Essas duas noções: "designam respectivamente o correlato da consciência – a visada como tal – a consciência que não é mais parte de um mundo existente absolutamente se revela como uma consciência de...e toda a realidade é ‘reduzida' à condição de ‘objeto' dessa consciência". (Ricoeur, 2009a, p. 59). Elas dizem como se realizam a intencionalidade do ego transcendental, ou seja, como o ego puro,que é sempre consciência de algo, dá sentido ou descreve as experiências vividas das coisas do mundo. "Ele entendia por isso uma reflexão sobre o vivido, (...) uma reflexão sobre o objeto das várias visadas de consciência." (Ricoeur, 2009a, p. 64).
O ego transcendental, pela intuição, capta em sua estrutura imanente o sentido intencional do objeto ou o aspecto objetivo da vivência, estabelecendo dessa forma a relação entre noese e noema na imanência de si mesmo. Diz Husserl (2006) em Ideias, no parágrafo 88, que a doação de sentido dado pelos direcionamentos do olhar do ego puro não lhe sai do sentido. Há "algo" do objeto visado que, após apreendido na sua esseidade, não lhe sai do pensamento e este algo é o noema ou o correlativo intencional da vivência. Aplicando essas noções para compreender como se manifesta o sentido das coisas do mundo no ego transcendental, pode-se afirmar que este ego possui em si uma estrutura imanente com suas vivências (noese) e ao mesmo tempo o correlato intencional dessas vivências, na relação entre essas duas noções que é possível descrever a essência das coisas do mundo, que se dão na subjetividade.
Percebe-se que Husserl na sua proposta filosófica busca constituir, descrever a essência das coisas do mundo, a partir do ego transcendental ou da subjetividade. Ele propõe abandonar todas as relações ingênuas, tanto exteriormente quanto interiormente, para atingir a completa ausência de pressupostos, acreditando encontrar algum resíduo verdadeiro das coisas, porém, não nas próprias coisas em si mesmas, mas na percepção pura praticando a epoché. É aí que nasce uma nova possibilidade de conhecimento das coisas, um conhecimento que surge na sua originalidade ou na sua transcendência. Nasce um conhecimento das coisas do mundo originadas em um ego puro que já não é um ego que se conhece na imediaticidade do cogito como no cartesianismo, pois, para ele, a consciência é sempre consciência de algo, ou seja, a consciência só é porque é consciência de algo, e reciprocamente as coisas só são porque aparecem na sua originalidade à consciência.
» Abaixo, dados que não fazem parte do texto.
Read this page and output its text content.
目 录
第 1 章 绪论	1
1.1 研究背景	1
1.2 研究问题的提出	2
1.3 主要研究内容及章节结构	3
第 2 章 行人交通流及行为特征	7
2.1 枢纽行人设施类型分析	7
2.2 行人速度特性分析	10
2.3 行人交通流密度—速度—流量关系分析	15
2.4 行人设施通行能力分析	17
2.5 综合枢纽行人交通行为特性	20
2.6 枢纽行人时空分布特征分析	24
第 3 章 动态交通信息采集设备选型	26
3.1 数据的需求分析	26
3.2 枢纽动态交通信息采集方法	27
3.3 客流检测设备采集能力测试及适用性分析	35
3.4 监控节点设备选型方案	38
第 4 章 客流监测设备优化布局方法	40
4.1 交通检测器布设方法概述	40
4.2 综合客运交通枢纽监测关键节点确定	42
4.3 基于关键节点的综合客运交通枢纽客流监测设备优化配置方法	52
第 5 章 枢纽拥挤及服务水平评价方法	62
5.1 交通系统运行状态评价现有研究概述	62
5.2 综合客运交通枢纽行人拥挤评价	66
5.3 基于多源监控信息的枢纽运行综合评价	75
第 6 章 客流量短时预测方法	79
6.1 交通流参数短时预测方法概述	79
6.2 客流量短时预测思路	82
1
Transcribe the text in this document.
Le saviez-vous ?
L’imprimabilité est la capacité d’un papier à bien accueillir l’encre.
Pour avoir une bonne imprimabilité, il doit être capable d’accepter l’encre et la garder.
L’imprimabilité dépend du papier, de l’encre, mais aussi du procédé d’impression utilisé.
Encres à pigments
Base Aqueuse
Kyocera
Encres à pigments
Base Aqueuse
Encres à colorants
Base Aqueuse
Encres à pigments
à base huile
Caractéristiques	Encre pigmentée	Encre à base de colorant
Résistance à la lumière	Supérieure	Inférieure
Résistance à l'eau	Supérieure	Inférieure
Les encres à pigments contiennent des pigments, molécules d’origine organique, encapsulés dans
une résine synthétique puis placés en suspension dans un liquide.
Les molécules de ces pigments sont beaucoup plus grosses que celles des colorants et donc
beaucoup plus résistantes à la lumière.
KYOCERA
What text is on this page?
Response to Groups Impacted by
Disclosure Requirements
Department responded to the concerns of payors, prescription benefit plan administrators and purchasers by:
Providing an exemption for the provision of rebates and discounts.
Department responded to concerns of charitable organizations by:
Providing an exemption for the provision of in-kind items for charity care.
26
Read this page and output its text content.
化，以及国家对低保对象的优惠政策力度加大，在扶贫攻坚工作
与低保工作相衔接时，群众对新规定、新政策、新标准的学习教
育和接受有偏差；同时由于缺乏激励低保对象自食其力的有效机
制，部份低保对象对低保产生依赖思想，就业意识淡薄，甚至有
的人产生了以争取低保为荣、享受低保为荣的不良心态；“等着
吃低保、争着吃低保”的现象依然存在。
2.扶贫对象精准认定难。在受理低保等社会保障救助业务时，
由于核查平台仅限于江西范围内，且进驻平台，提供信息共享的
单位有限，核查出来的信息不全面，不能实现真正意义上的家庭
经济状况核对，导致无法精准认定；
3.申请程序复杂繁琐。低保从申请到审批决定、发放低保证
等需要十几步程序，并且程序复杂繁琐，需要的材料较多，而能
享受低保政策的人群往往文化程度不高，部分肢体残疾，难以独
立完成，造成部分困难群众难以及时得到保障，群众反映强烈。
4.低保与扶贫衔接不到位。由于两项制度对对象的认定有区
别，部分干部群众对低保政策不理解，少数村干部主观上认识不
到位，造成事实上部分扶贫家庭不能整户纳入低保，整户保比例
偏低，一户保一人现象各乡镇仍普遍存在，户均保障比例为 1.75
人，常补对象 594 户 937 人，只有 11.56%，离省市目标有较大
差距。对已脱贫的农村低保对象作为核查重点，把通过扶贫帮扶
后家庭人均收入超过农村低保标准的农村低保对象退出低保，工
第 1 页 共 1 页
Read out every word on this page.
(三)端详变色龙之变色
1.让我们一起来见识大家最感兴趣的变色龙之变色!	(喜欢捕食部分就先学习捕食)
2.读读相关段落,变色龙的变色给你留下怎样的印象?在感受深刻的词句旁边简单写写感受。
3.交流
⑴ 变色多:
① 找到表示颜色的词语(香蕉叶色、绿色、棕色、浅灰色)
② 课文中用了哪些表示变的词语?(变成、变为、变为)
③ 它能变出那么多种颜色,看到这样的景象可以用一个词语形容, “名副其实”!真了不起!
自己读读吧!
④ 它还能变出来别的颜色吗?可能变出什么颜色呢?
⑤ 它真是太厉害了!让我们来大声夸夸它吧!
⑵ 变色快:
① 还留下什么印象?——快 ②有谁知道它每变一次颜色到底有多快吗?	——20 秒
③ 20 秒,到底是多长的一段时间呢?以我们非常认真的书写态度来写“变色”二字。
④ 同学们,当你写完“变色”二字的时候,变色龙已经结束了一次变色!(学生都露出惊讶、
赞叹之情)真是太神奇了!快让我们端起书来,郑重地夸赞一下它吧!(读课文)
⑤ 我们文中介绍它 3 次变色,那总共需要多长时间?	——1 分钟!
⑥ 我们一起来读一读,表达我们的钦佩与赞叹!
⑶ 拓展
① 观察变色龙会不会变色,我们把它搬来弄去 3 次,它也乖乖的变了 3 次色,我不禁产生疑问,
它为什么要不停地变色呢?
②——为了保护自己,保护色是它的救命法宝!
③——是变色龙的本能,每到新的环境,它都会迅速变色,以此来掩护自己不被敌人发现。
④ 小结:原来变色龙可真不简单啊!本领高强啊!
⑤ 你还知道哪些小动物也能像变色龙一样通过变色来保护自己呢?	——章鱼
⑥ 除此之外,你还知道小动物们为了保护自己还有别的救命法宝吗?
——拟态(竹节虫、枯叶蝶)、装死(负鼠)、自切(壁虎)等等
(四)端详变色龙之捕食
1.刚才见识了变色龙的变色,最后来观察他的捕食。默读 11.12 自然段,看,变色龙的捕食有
Uma vez apresentada, partindo de Ricoeur, a proposta husserliana do ego transcendental cabe adentrar na proximidade e distanciamento de sua perspectiva. Greisch (2001) afirma que Ricoeur coloca um fim irrevogável ao conjunto das pressuposições do idealismo husserliano, que se destacam como: o ideal da justificação última, o intuitivismo, a imanência da consciência, a prioridade do sujeito transcendental e a responsabilidade radical de si mesmo.
A essas teses husserlianas, a filosofia ricoeuriana opõe: a prioridade ontológica da pertença, a mediação da interpretação, a procura do sentido das coisas do mundo fora de si mesmo e o convite que a hermenêutica faz à subjetividade para ser o lugar último da compreensão (Ricoeur, 1989).
O Risco do Psicoterapeuta ao Imediatismo da Consciência: A Hermenêutica como um Caminho
Ricoeur se aproxima da fenomenologia de Husserl, principalmente no que diz respeito ao seu método, a descrição fenomenológica, mas se afasta da relação à redução transcendental.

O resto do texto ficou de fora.